WaveSpeed is the project's caching-oriented optimization layer for reusing work across denoising steps. In the current codebase, the integrated path is DeepCache for UNet-based models, and the repository also contains groundwork for a Flux-oriented First Block Cache path.

LightDiffusion-Next contains two WaveSpeed-related implementations:

1. **DeepCache** — Integrated for UNet-based models (SD1.5, SDXL)
2. **First Block Cache (FBCache)** — Flux-oriented cache machinery present in the codebase

Both are training-free. DeepCache is the user-facing path today; First Block Cache is codebase groundwork for a more specialized transformer caching path.

## How It Works

### Core Insight

Diffusion models denoise images iteratively over 20-50 steps. Researchers observed that:

- **High-level features** (semantic structure, composition) change slowly across steps
- **Low-level features** (fine details, textures) require frequent updates

WaveSpeed aims to reduce repeated computation across nearby denoising steps by reusing information from earlier steps where practical.

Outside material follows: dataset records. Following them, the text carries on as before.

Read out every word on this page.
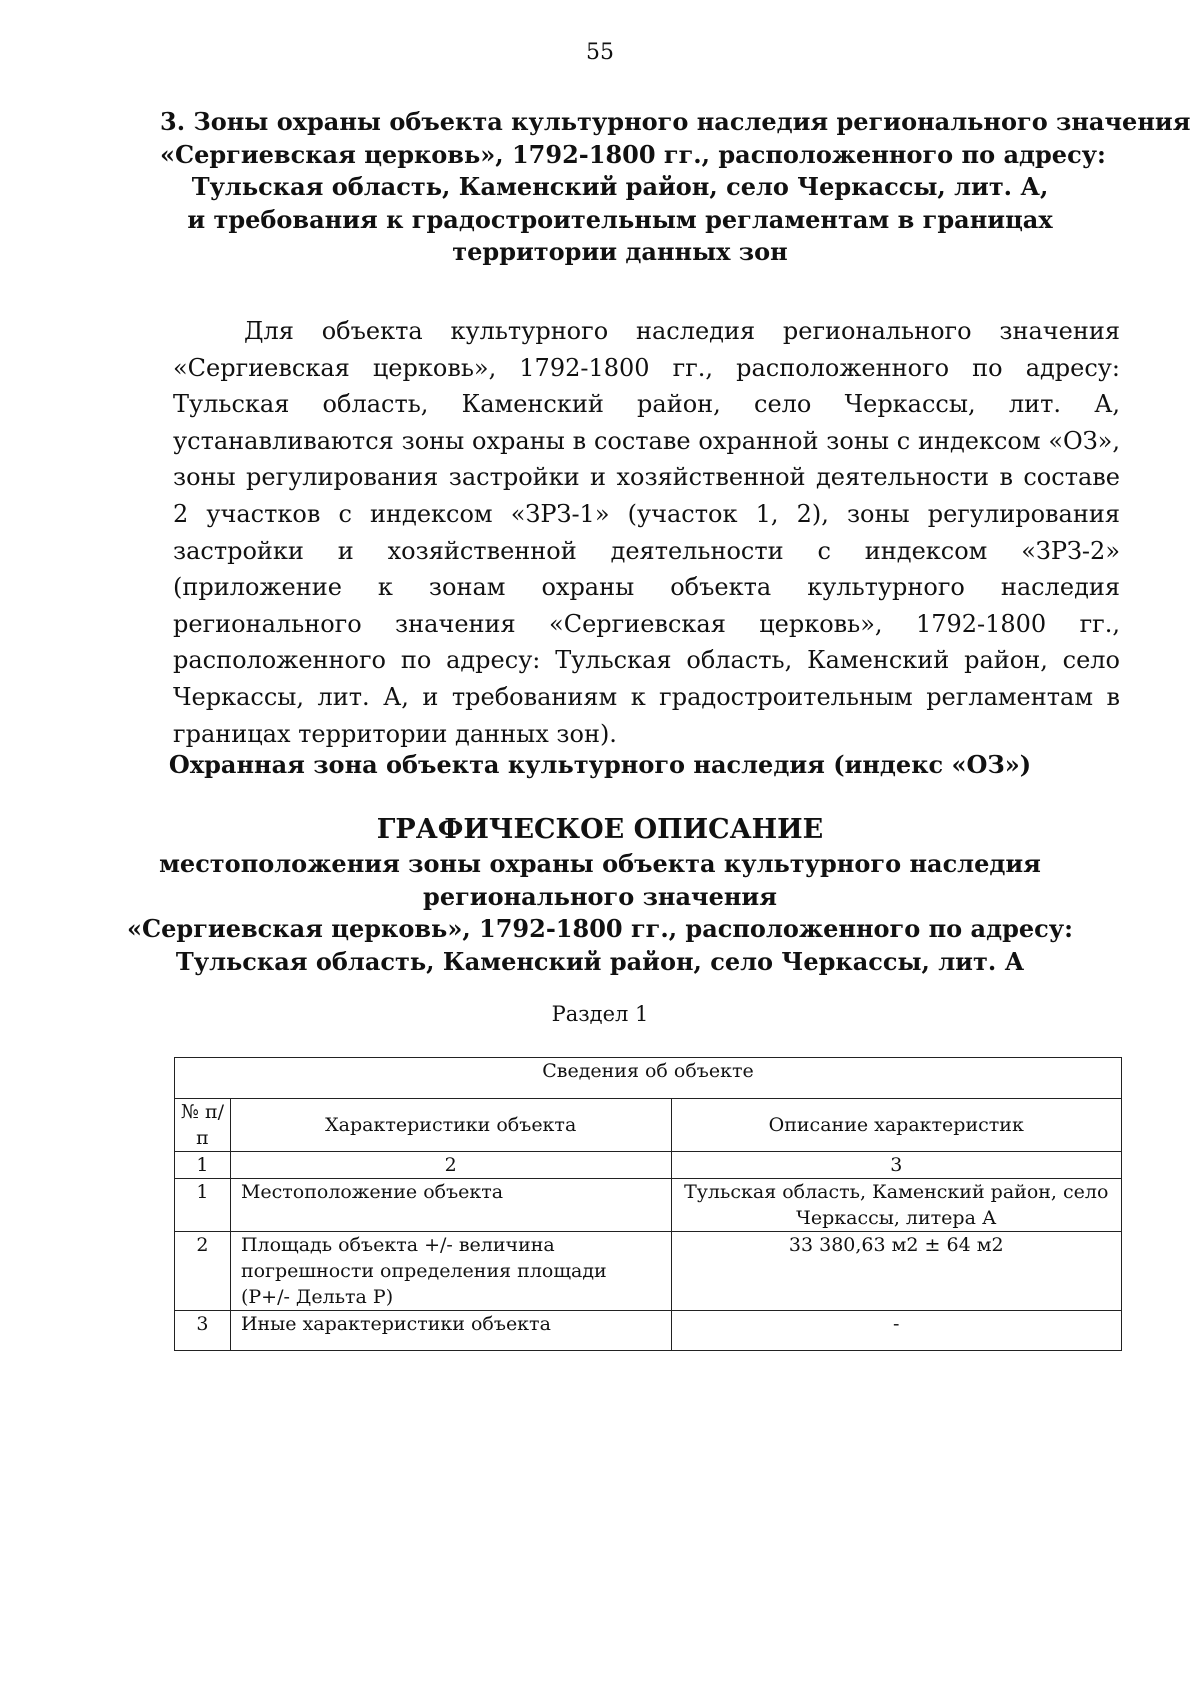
55
3. Зоны охраны объекта культурного наследия регионального значения
«Сергиевская церковь», 1792-1800 гг., расположенного по адресу:
Тульская область, Каменский район, село Черкассы, лит. А,
и требования к градостроительным регламентам в границах
территории данных зон

Для объекта культурного наследия регионального значения «Сергиевская церковь», 1792-1800 гг., расположенного по адресу: Тульская область, Каменский район, село Черкассы, лит. А, устанавливаются зоны охраны в составе охранной зоны с индексом «ОЗ», зоны регулирования застройки и хозяйственной деятельности в составе 2 участков с индексом «ЗРЗ-1» (участок 1, 2), зоны регулирования застройки и хозяйственной деятельности с индексом «ЗРЗ-2» (приложение к зонам охраны объекта культурного наследия регионального значения «Сергиевская церковь», 1792-1800 гг., расположенного по адресу: Тульская область, Каменский район, село Черкассы, лит. А, и требованиям к градостроительным регламентам в границах территории данных зон).

Охранная зона объекта культурного наследия (индекс «ОЗ»)
ГРАФИЧЕСКОЕ ОПИСАНИЕ
местоположения зоны охраны объекта культурного наследия
регионального значения
«Сергиевская церковь», 1792-1800 гг., расположенного по адресу:
Тульская область, Каменский район, село Черкассы, лит. А
Раздел 1
Сведения об объекте		
№ п/п	Характеристики объекта	Описание характеристик
1	2	3
1	Местоположение объекта	Тульская область, Каменский район, село Черкассы, литера А
2	Площадь объекта +/- величина погрешности определения площади (Р+/- Дельта Р)	33 380,63 м2 ± 64 м2
3	Иные характеристики объекта	-
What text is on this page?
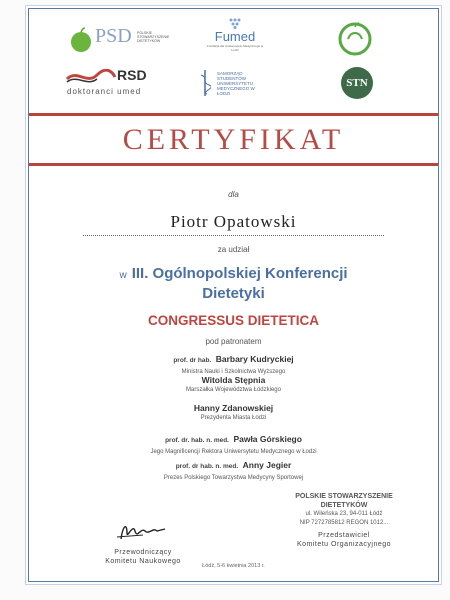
PSD POLSKIE STOWARZYSZENIE DIETETYKÓW	Fumed
Fundacja dla Uniwersytetu Medycznego w Łodzi
RSD
doktoranci umed
SAMORZĄD STUDENTÓW UNIWERSYTETU MEDYCZNEGO W ŁODZI
STN
CERTYFIKAT
dla
Piotr Opatowski
za udział
w III. Ogólnopolskiej Konferencji
Dietetyki
CONGRESSUS DIETETICA
pod patronatem
prof. dr hab. Barbary Kudryckiej
Ministra Nauki i Szkolnictwa Wyższego
Witolda Stępnia
Marszałka Województwa Łódzkiego
Hanny Zdanowskiej
Prezydenta Miasta Łodzi
prof. dr. hab. n. med. Pawła Górskiego
Jego Magnificencji Rektora Uniwersytetu Medycznego w Łodzi
prof. dr hab. n. med. Anny Jegier
Prezes Polskiego Towarzystwa Medycyny Sportowej
Przewodniczący
Komitetu Naukowego
POLSKIE STOWARZYSZENIE
DIETETYKÓW
ul. Wileńska 23, 94-011 Łódź
NIP 7272785812 REGON 1012...
Przedstawiciel
Komitetu Organizacyjnego
Łódź, 5-6 kwietnia 2013 r.
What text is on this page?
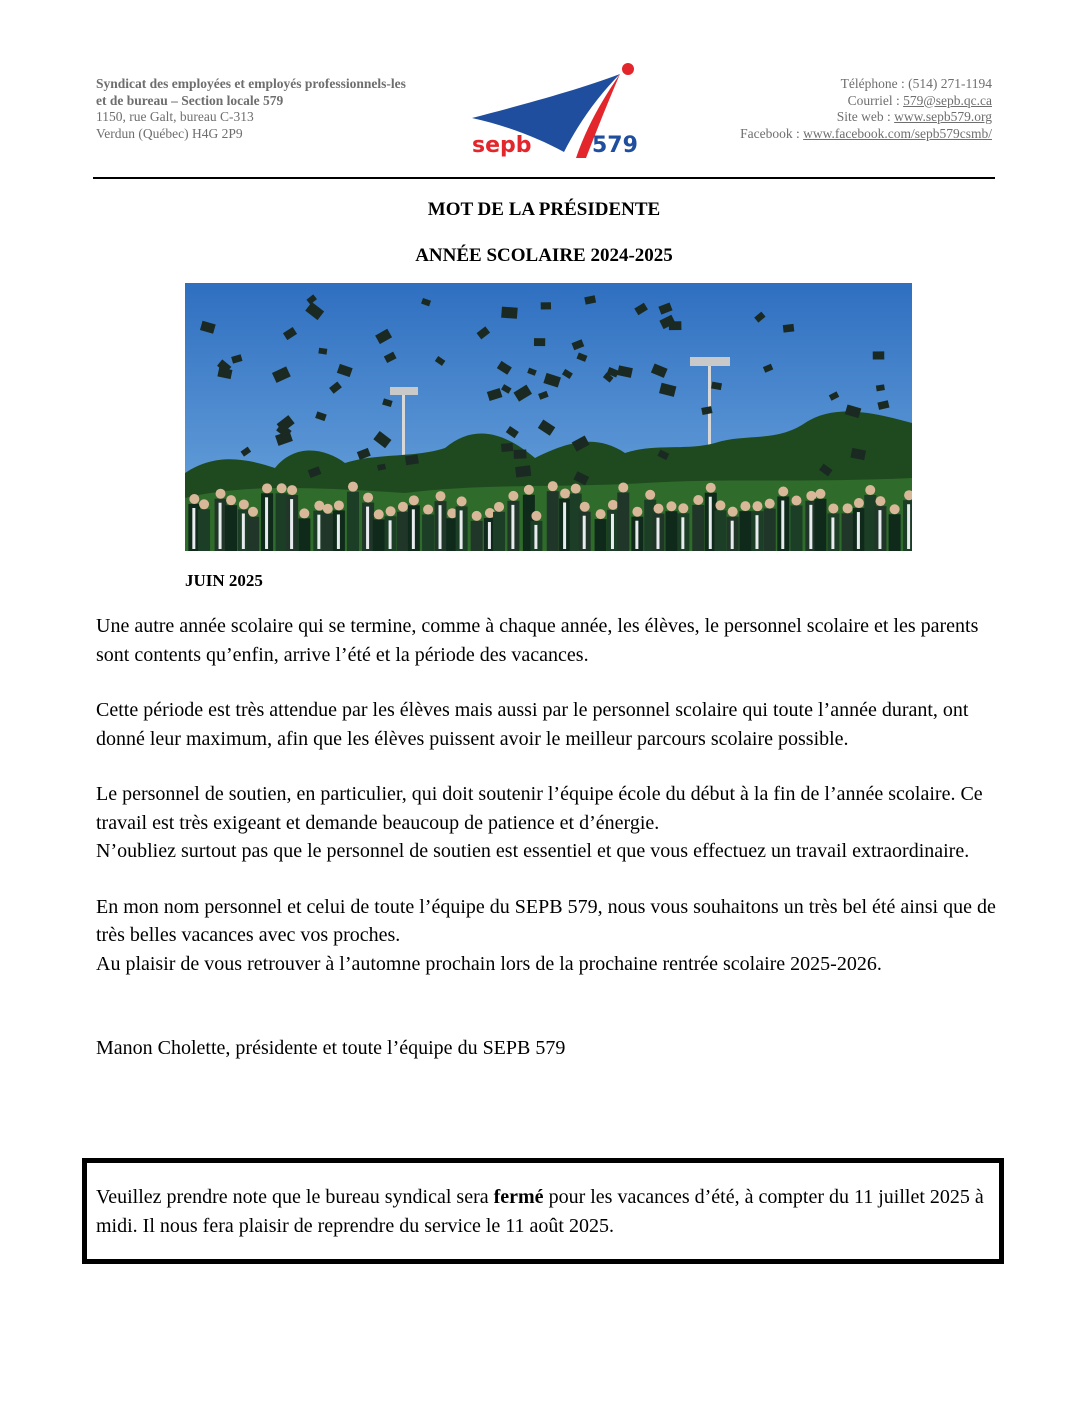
Syndicat des employées et employés professionnels-les
et de bureau – Section locale 579
1150, rue Galt, bureau C-313
Verdun (Québec) H4G 2P9	sepb	579
Téléphone : (514) 271-1194
Courriel : 579@sepb.qc.ca
Site web : www.sepb579.org
Facebook : www.facebook.com/sepb579csmb/
MOT DE LA PRÉSIDENTE
ANNÉE SCOLAIRE 2024-2025
JUIN 2025

Une autre année scolaire qui se termine, comme à chaque année, les élèves, le personnel scolaire et les parents sont contents qu’enfin, arrive l’été et la période des vacances.

Cette période est très attendue par les élèves mais aussi par le personnel scolaire qui toute l’année durant, ont donné leur maximum, afin que les élèves puissent avoir le meilleur parcours scolaire possible.

Le personnel de soutien, en particulier, qui doit soutenir l’équipe école du début à la fin de l’année scolaire. Ce travail est très exigeant et demande beaucoup de patience et d’énergie.
N’oubliez surtout pas que le personnel de soutien est essentiel et que vous effectuez un travail extraordinaire.

En mon nom personnel et celui de toute l’équipe du SEPB 579, nous vous souhaitons un très bel été ainsi que de très belles vacances avec vos proches.
Au plaisir de vous retrouver à l’automne prochain lors de la prochaine rentrée scolaire 2025-2026.

Manon Cholette, présidente et toute l’équipe du SEPB 579

Veuillez prendre note que le bureau syndical sera fermé pour les vacances d’été, à compter du 11 juillet 2025 à midi. Il nous fera plaisir de reprendre du service le 11 août 2025.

### DeepCache (UNet Models) {#deepcache}

DeepCache is the integrated WaveSpeed path for UNet models.

**Cache step (every N steps):**
1. Run the full denoiser path
2. Store the output for later reuse

**Reuse step (intermediate steps):**
1. Reuse the cached denoiser output
2. Skip the full model recomputation for that step

**Speedup:** ~50-70% time saved per reuse step → 2-3x total speedup with `interval=3`

### First Block Cache (Flux Models)

Flux uses Transformer blocks instead of UNet convolutions. The repository includes a First Block Cache implementation for this architecture family:

```
┌─────────────────────────────────────────┐
│ First Transformer Block (always run)    │ ← Computes initial features
├─────────────────────────────────────────┤
│ Remaining Blocks (cached if similar)    │ ← FBCache caching zone
└─────────────────────────────────────────┘
```

**Cache decision logic:**
1. Run first Transformer block
2. Compare output to previous step's output
3. If difference < threshold: reuse cached remaining blocks
4. If difference ≥ threshold: run all blocks and update cache

In the current project structure, this cache path is implementation groundwork rather than a standard generation toggle like DeepCache.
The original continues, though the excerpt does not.